There is a new home test kit for HIV detection. This test kit is known to be 99% accurate (ie. its specificity and sensitivity are both 99%.) Which of the following statements are correct?

(I) Among those with HIV, roughly 1% tests negative.

(II) Among those who test negative, roughly 1% has HIV.

My guess is that only (I) is correct. (Sensitivity is the probability of positive result given that you have HIV. Specificity is probability of negative result given no HIV). Besides, for (I) is there a difference between "roughly 1% tests negative" and "roughly 1% chance of testing negative" ?

Answer 1

You are correct. Option I follows from the definition of accuracy.

For Option II, there is a counterexample, assume that $99.99\%$ of the population has HIV. Then $1 \%$ of those with HIV will test negative , and $99 \%$ of those without HIV will test negative.
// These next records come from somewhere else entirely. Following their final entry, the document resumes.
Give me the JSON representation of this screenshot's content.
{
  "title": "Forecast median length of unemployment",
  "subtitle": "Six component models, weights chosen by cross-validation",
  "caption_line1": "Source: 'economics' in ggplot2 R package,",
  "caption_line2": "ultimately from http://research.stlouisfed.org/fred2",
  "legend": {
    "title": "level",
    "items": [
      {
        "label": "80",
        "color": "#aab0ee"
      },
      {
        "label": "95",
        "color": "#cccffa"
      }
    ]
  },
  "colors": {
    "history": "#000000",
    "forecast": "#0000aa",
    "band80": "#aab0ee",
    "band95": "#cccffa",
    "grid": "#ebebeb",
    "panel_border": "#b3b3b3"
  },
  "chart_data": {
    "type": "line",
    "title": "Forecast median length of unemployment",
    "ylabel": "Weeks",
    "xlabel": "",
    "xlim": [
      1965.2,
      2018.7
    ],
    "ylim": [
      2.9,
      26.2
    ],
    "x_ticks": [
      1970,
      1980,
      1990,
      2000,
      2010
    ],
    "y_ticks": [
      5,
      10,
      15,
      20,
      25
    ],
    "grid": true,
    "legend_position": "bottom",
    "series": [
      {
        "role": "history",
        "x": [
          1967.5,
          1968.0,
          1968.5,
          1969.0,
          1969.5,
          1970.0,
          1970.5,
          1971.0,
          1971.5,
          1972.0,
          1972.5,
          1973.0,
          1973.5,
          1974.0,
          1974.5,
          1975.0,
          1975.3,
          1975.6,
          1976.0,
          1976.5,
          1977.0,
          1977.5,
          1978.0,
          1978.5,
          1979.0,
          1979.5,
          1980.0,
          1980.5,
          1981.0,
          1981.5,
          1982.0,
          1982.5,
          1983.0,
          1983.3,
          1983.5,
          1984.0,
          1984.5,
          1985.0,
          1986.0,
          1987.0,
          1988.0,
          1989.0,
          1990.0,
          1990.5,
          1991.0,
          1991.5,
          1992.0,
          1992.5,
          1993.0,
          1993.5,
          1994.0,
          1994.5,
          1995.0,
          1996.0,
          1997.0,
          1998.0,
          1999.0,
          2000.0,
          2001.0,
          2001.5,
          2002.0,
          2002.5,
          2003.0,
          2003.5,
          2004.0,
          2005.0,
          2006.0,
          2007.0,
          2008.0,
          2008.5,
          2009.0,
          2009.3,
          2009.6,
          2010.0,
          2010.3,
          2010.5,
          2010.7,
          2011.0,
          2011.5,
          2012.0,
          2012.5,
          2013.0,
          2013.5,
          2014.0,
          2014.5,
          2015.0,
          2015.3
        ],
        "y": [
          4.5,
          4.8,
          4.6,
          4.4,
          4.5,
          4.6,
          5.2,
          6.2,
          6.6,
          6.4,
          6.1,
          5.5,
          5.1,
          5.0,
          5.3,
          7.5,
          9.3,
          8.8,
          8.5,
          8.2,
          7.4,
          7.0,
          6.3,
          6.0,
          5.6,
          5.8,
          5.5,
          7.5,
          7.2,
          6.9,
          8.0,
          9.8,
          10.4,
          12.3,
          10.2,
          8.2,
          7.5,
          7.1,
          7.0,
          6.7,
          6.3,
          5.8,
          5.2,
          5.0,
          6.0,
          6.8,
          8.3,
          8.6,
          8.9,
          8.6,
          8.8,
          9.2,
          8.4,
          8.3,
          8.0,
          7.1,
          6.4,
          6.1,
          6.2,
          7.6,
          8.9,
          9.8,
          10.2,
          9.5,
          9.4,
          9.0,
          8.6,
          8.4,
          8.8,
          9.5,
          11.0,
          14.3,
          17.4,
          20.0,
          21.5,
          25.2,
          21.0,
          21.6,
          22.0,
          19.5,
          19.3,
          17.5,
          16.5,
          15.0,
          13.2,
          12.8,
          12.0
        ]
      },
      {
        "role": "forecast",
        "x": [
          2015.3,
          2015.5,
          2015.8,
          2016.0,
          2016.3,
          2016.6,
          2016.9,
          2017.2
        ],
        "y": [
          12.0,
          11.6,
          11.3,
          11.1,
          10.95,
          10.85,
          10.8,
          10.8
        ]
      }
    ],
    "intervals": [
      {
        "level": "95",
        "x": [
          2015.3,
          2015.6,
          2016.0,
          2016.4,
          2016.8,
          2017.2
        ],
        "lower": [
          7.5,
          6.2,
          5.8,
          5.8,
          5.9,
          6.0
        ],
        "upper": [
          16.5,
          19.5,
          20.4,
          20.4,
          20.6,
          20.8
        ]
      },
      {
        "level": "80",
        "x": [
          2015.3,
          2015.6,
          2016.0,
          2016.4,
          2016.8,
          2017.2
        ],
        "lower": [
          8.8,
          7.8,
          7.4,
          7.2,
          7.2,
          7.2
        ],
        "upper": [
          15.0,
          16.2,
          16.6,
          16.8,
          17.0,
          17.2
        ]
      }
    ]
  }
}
Thus, $0.9999 \%$ of the population will have HIV and test negative, while $0.0099 \%$ of the population will not have HIV and test negative. So among those who test negative, more than half will have HIV. Thus Option II is incorrect. Indeed, for Option II to be true the population of people who have HIV must be the same as those that dont.

Only Option I is correct.

Answer 2

This test kit is known to be 99% accurate (ie. its specificity and sensitivity are both 99%.)

Then we have $\mathsf P(T\mid H)=0.99$, and $\mathsf P(\neg T\mid \neg H)=0.99$

Directly: $\mathsf P(\neg T\mid H)=0.01$, so the first claim is okay.

Bayes' Rule: $\mathsf P(H\mid \neg T) = \dfrac{p~\mathsf P(\neg T\mid H)}{p~\mathsf P(\neg T\mid H)+(1-p)~\mathsf P(\neg T\mid \neg H)} = \dfrac{p}{99-98p}$ where $p$ is the probability of having HIV.   For the second claim to be true we would require half the population to have HIV.   So the second claim is unlikely. $$p=\frac{99~\mathsf P(H\mid \neg T)}{1+98~\mathsf P(H\mid\neg T)} =\dfrac{99\cdot 0.01}{1+98\cdot 0.01} = \dfrac{1}{2}$$